Innovation in the agri-food industry was emphasised in the Fit for Market report, an important initiative being delivered in partnership with the Department of Agriculture and Rural Development.
We saw a 38% increase in locally focused businesses created with Invest NI support. Ninety-two export and/or globally focused start-up businesses were also supported. We committed significant resources to boosting interest in entrepreneurship. The second phase of the Go for It campaign, which focuses on changing attitudes to risk taking, got underway. During the year over 60,000 students undertook entrepreneurship modules and training.
“We aim is to increase entrepreneurial activity in Northern Ireland. The 2004 Global Entrepreneurship Monitor Report confirmed that entrepreneurial activity has improved since 2002. Invest NI’s support for new business does not end at start-up and we offered £42 million to local companies for expansion and investments in marketing, information systems and staff development. This has been helped by strong delivery partnerships between our local office and enterprise networks,” said Leslie Morrison.
Building trading networks with other countries is a key contributor to economic success.
“With such a small domestic market, wealth creation depends on our companies being international in outlook,” says Leslie Morrison.
“We have had the highest ever level of inward investment projects and through a wide range of over 50 trade activities in international markets, we have supported over 500 companies to penetrate overseas markets and build strategic business alliances.
“Initiatives such as Opportunity India, launched during the year, identify both trade and strategic alliance opportunities and are helping local companies to harness the enormous business potential of the emerging economies.”

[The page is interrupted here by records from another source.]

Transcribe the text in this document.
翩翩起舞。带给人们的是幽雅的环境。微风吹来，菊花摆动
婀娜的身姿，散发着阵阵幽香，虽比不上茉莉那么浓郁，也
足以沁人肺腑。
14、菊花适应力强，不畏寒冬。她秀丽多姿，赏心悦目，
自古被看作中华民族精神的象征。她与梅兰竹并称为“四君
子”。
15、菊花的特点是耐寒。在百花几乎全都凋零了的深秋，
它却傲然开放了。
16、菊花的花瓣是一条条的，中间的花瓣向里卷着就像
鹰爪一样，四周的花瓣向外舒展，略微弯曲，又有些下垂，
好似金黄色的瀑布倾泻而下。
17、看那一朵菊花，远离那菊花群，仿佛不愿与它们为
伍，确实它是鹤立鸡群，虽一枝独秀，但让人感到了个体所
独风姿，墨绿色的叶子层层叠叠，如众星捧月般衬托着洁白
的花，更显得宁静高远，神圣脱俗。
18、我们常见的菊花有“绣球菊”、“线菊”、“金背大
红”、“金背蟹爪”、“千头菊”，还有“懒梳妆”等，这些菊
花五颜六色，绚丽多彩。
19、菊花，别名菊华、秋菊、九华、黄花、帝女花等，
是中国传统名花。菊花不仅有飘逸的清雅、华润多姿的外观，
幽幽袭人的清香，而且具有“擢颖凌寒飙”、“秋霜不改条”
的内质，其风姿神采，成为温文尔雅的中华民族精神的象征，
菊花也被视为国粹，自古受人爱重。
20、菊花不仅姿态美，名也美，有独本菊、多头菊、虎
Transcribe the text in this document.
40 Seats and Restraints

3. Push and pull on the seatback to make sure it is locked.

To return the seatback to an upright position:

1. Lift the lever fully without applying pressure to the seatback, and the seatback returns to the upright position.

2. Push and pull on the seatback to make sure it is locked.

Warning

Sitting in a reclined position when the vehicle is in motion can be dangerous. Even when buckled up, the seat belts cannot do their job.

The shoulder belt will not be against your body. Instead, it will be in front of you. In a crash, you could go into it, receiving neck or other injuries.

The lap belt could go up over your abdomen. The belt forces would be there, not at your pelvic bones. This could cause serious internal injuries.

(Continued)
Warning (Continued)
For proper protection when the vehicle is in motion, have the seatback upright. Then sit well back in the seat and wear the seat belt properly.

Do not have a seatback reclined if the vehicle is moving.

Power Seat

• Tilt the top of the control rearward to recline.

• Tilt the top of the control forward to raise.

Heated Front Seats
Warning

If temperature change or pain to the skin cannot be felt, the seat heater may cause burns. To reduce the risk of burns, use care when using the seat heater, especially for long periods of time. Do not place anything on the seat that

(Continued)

Invest NI also supported the creation of international links by helping establish nine new air routes, five of which became operational during the year with the others to come online in the next few months. Among these was the first direct air link to the US to be operated by Continental Airlines.
A focus on quality
Attracting and creating high value jobs, supporting the development of skills, stimulating higher levels of new product development and encouraging more companies to engage in research and development have strengthened our economy.
“Northern Ireland is enjoying a growing international reputation as a premier place to invest and the quality of names attracted here has never been better,” says Leslie Morrison.